All of them, minus Adrienne, who is killed by her Monster in a surprising bit of violence to kick off what is coming, and Chrissy, who is banished, have been meeting for 16 years with Dr. Carol as a support group. But the group is on the verge of breaking up. Everyone, except Lynnette, think perhaps it’s time to move on. To live their lives. But Lynnette needs them. Her only real friend outside of group is Fine, her plant. She doesn’t like to watch Friends because they don’t lock their doors. And she erected a literal cage someone has to pass through after stepping through her front door. She’s constantly planning, checking, and observing the world around her to ensure she has a safe exit. That she is safe. To be fair, her observation that it’s better to watch people’s shoes rather than their hats or shirts because it’s not as easy to change out shoes is brilliant (plus, it’s not as noticable to be double-checking shoes as it would someone’s hat!).

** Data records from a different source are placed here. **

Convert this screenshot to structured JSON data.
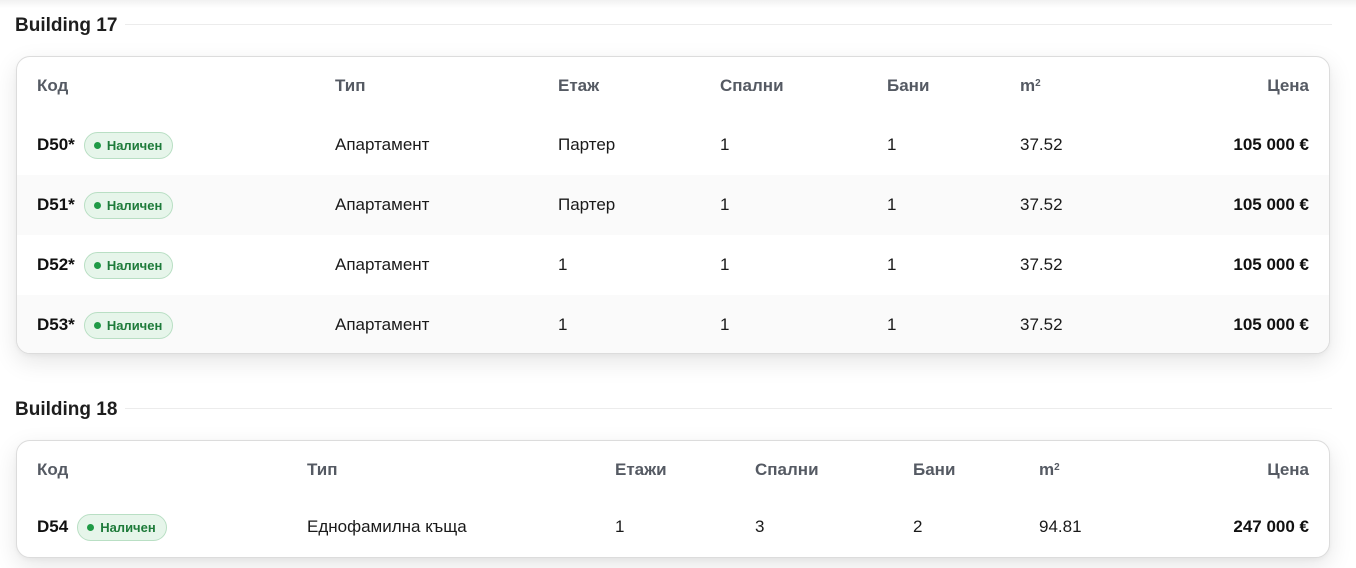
{
  "buildings": [
    {
      "title": "Building 17",
      "headers": {
        "code": "Код",
        "type": "Тип",
        "floor": "Етаж",
        "bedrooms": "Спални",
        "bathrooms": "Бани",
        "area": "m",
        "area_sup": "2",
        "price": "Цена"
      },
      "rows": [
        {
          "code": "D50*",
          "status": "Наличен",
          "type": "Апартамент",
          "floor": "Партер",
          "bedrooms": "1",
          "bathrooms": "1",
          "area": "37.52",
          "price": "105 000 €"
        },
        {
          "code": "D51*",
          "status": "Наличен",
          "type": "Апартамент",
          "floor": "Партер",
          "bedrooms": "1",
          "bathrooms": "1",
          "area": "37.52",
          "price": "105 000 €"
        },
        {
          "code": "D52*",
          "status": "Наличен",
          "type": "Апартамент",
          "floor": "1",
          "bedrooms": "1",
          "bathrooms": "1",
          "area": "37.52",
          "price": "105 000 €"
        },
        {
          "code": "D53*",
          "status": "Наличен",
          "type": "Апартамент",
          "floor": "1",
          "bedrooms": "1",
          "bathrooms": "1",
          "area": "37.52",
          "price": "105 000 €"
        }
      ]
    },
    {
      "title": "Building 18",
      "headers": {
        "code": "Код",
        "type": "Тип",
        "floor": "Етажи",
        "bedrooms": "Спални",
        "bathrooms": "Бани",
        "area": "m",
        "area_sup": "2",
        "price": "Цена"
      },
      "rows": [
        {
          "code": "D54",
          "status": "Наличен",
          "type": "Еднофамилна къща",
          "floor": "1",
          "bedrooms": "3",
          "bathrooms": "2",
          "area": "94.81",
          "price": "247 000 €"
        }
      ]
    }
  ],
  "colors": {
    "badge_bg": "#e6f5ea",
    "badge_text": "#1e7b3a",
    "badge_dot": "#1f9a46"
  }
}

And can you blame her, or any of them, given what they’ve experienced? The survivor’s guilt would be one thing, but add in the distorting and disorienting fame stemming from it, as well as the weirdos that comes with fame (the murderabilia collectors and “stans” of serial killers), and they are essentially re-living their trauma all the time. Worse still for Lynnette, is that she feels like a phony, a faux-final girl. She didn’t actually fight back against her killer like the others; she played possum until help arrived. As if that’s really something to feel ashamed about!

Starting with Adrienne, and then with someone firing shots at Lynnette and Julia, Lynnette realizes someone is trying to take out the final girls. Hendrix put the foreshadowing right in front of us at the beginning: What is the slasher — these plodding, slow-moving killers using random objects, such as knives, chainsaws, and machetes — in the age of the school shooting when someone can slaughter scores of people with a gun? Of course, nobody wants to watch a horror film where a kid goes into a cafeteria and slaughters his classmates. For one, it’s too close to reality, obviously, and two, there’s nothing cinematic about it on the face of it for the horror genre. What’s horrifying is that in our real world, survivors (“final girls” and “final guys” and “final parents”) of school shootings really have formed something of a bond after so many school (and other locations) shootings.

Lynnette befriends and mentors Stephanie, who she thinks is the latest final girl making the news, but in fact, Stephanie has secretly partnered with Dr. Carol’s 26-year-old son, Skye, to elevate the “slasher” by combining it with a school shooting, i.e., bringing guns to a knife fight, to paraphrase the saying. She certainly was groomed, though. She was 14 when she would’ve met Skye! Skye’s motivation, it seems, was to kill all the final girls who took his mother’s attention. In effect, he made Dr. Carol a final girl in a new way.

Through this ordeal with Stephanie and Skye (and her Sisters in the Final Girl Support Group doubting and not trusting her), Lynnette becomes a “true” final girl, surviving violence to take down the bad guy and girl. But more importantly, she learns that to be a final girl is to become a woman who does more than merely survive.

Hendrix does it again, with another clever premise to propel his story forward. I enjoyed the chapter names, too, that played on horror franchise tropes, such as calling one of the chapters “The Final Chapter,” even though it wasn’t actually the final chapter. I would slot this one in the middle of the three Hendrix books I’ve read: 1.) 2020’s The Southern Book Club’s Guide to Slaying Vampires (reviewed here); 2.) 2021’s The Final Girl Support Group; and 3.) 2023’s How to Sell a Haunted House (reviewed here).

He’s quite good at taking a premise that could be too cute, too clever, and making it work, fleshing out his characters to be people we care about beyond the clever premise, and conveying an important point about individuals and society. In this case, that we should remember the women, final girls and victims alike, rather than venerate their killers. There is something rather sick about a society that does the opposite. We ought to be a society of Laurie Strodes, not Michael Myerses. Right?